Aggregated alpha-synuclein (alpha-synuclein) is the main component of Lewy bodies (LBs), Lewy neurites (LNs), and glial cytoplasmic inclusions (GCIs), which are pathological hallmarks of idiopathic Parkinson's disease (IPD) and multiple system atrophy (MSA). Initiating factors that culminate in forming LBs/LNs/GCIs remain elusive. Several species of alpha-synuclein exist, including phosphorylated and nitrated forms. It is unclear which alpha-synuclein post-translational modifications (PTMs) appear within aggregates throughout disease pathology.
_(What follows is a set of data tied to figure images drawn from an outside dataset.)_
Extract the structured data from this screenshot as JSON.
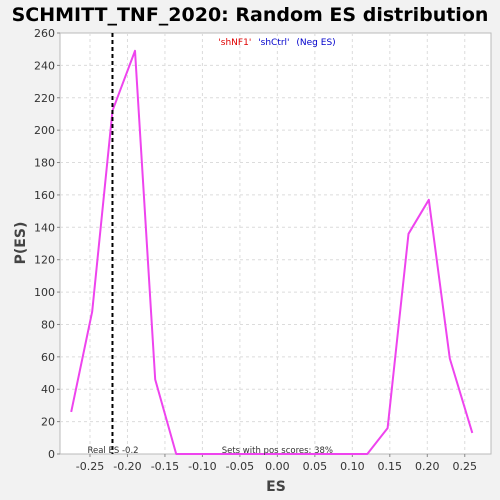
{
  "chart_data": {
    "type": "line",
    "title": "SCHMITT_TNF_2020: Random ES distribution",
    "xlabel": "ES",
    "ylabel": "P(ES)",
    "xlim": [
      -0.29,
      0.285
    ],
    "ylim": [
      0,
      260
    ],
    "x_ticks": [
      -0.25,
      -0.2,
      -0.15,
      -0.1,
      -0.05,
      0.0,
      0.05,
      0.1,
      0.15,
      0.2,
      0.25
    ],
    "x_tick_labels": [
      "-0.25",
      "-0.20",
      "-0.15",
      "-0.10",
      "-0.05",
      "0.00",
      "0.05",
      "0.10",
      "0.15",
      "0.20",
      "0.25"
    ],
    "y_ticks": [
      0,
      20,
      40,
      60,
      80,
      100,
      120,
      140,
      160,
      180,
      200,
      220,
      240,
      260
    ],
    "grid": true,
    "legend": {
      "position": "top-center",
      "entries": [
        {
          "text": "'shNF1'",
          "color": "#e00000"
        },
        {
          "text": "'shCtrl'",
          "color": "#0000cc"
        },
        {
          "text": "(Neg ES)",
          "color": "#0000cc"
        }
      ]
    },
    "series": [
      {
        "color": "#ee44ee",
        "x": [
          -0.275,
          -0.247,
          -0.22,
          -0.19,
          -0.163,
          -0.135,
          -0.107,
          0.0,
          0.12,
          0.147,
          0.175,
          0.202,
          0.23,
          0.26
        ],
        "y": [
          26,
          88,
          212,
          249,
          46,
          0,
          0,
          0,
          0,
          16,
          136,
          157,
          59,
          13
        ]
      }
    ],
    "reference_line": {
      "x": -0.22,
      "label": "Real ES -0.2"
    },
    "annotation": "Sets with pos scores: 38%",
    "annotation_x": 0.0
  },
  "colors": {
    "line": "#ee44ee",
    "background": "#f2f2f2",
    "plot_background": "#ffffff"
  }
}
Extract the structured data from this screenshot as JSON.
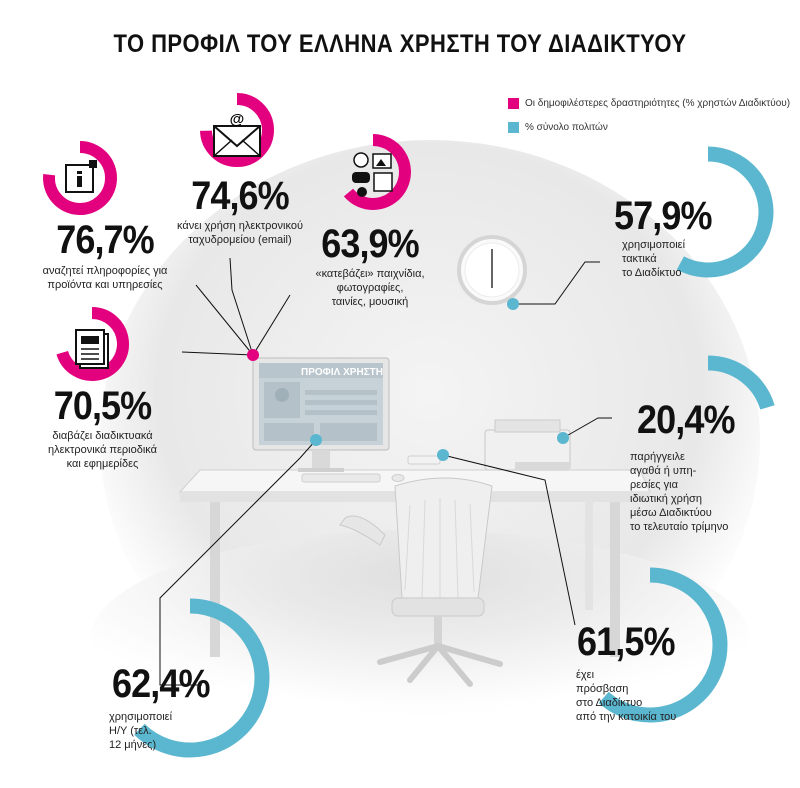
{
  "title": "ΤΟ ΠΡΟΦΙΛ ΤΟΥ ΕΛΛΗΝΑ ΧΡΗΣΤΗ ΤΟΥ ΔΙΑΔΙΚΤΥΟΥ",
  "colors": {
    "pink": "#e3007e",
    "blue": "#5bb7cf"
  },
  "legend": [
    {
      "label": "Οι δημοφιλέστερες δραστηριότητες (% χρηστών Διαδικτύου)",
      "color": "#e3007e"
    },
    {
      "label": "% σύνολο πολιτών",
      "color": "#5bb7cf"
    }
  ],
  "screen_label": "ΠΡΟΦΙΛ ΧΡΗΣΤΗ",
  "stats": {
    "info": {
      "value": "76,7%",
      "percent": 76.7,
      "icon": "info-icon",
      "desc": [
        "αναζητεί πληροφορίες για",
        "προϊόντα και υπηρεσίες"
      ]
    },
    "email": {
      "value": "74,6%",
      "percent": 74.6,
      "icon": "envelope-icon",
      "desc": [
        "κάνει χρήση ηλεκτρονικού",
        "ταχυδρομείου (email)"
      ]
    },
    "download": {
      "value": "63,9%",
      "percent": 63.9,
      "icon": "media-icon",
      "desc": [
        "«κατεβάζει» παιχνίδια,",
        "φωτογραφίες,",
        "ταινίες, μουσική"
      ]
    },
    "news": {
      "value": "70,5%",
      "percent": 70.5,
      "icon": "newspaper-icon",
      "desc": [
        "διαβάζει διαδικτυακά",
        "ηλεκτρονικά περιοδικά",
        "και εφημερίδες"
      ]
    },
    "regular": {
      "value": "57,9%",
      "percent": 57.9,
      "desc": [
        "χρησιμοποιεί",
        "τακτικά",
        "το Διαδίκτυο"
      ]
    },
    "orders": {
      "value": "20,4%",
      "percent": 20.4,
      "desc": [
        "παρήγγειλε",
        "αγαθά ή υπη-",
        "ρεσίες για",
        "ιδιωτική χρήση",
        "μέσω Διαδικτύου",
        "το τελευταίο τρίμηνο"
      ]
    },
    "home": {
      "value": "61,5%",
      "percent": 61.5,
      "desc": [
        "έχει",
        "πρόσβαση",
        "στο Διαδίκτυο",
        "από την κατοικία του"
      ]
    },
    "pc": {
      "value": "62,4%",
      "percent": 62.4,
      "desc": [
        "χρησιμοποιεί",
        "Η/Υ (τελ.",
        "12 μήνες)"
      ]
    }
  }
}
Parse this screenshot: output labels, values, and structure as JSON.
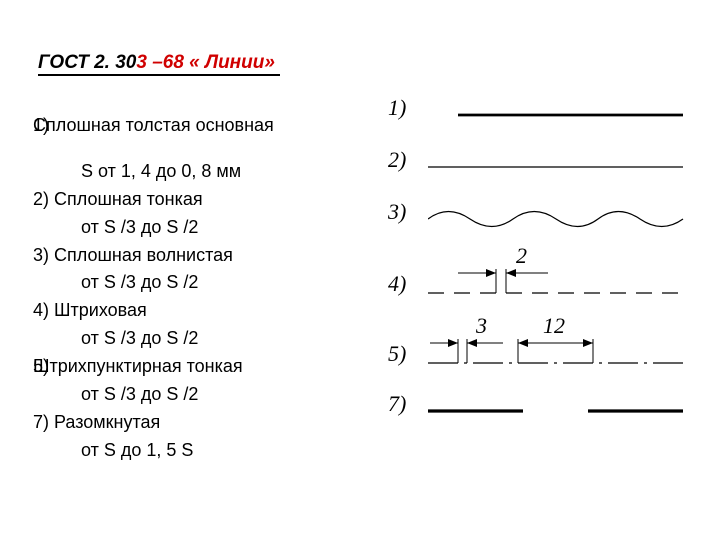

Herein we aimed to establish the predominant alpha-synuclein PTMs in postmortem IPD and MSA pathology using immunohistochemistry. We examined the patterns of three alpha-synuclein PTMs (pS87, pS129, nY39) simultaneously in pathology-affected regions of 15 IPD cases, 5 MSA cases, and 6 neurologically normal controls. All antibodies recognized LBs, LNs, and GCIs, albeit to a variable extent. pS129 alpha-synuclein antibody was particularly immunopositive for LNs and synaptic dot-like structures, followed by nY39 alpha-synuclein antibody. GCIs, neuronal inclusions, and small threads were positive for nY39 alpha-synuclein in MSA. Quantification of the LB scores revealed that pS129 alpha-synuclein was the dominant and earliest alpha-synuclein PTM, followed by nY39 alpha-synuclein, while lower amounts of pSer87 alpha-synuclein appeared later in disease progression in PD. These results may have implications for novel biomarker and therapeutic developments.

Automated summary

The predominant post-translational modifications of alpha-synuclein in the pathological process of idiopathic Parkinson's disease and multiple system atrophy were found to be phosphorylation and nitration, with phosphorylated alpha-synuclein being the earliest and most abundant form. These findings may have implications for the development of novel biomarkers and therapeutic approaches.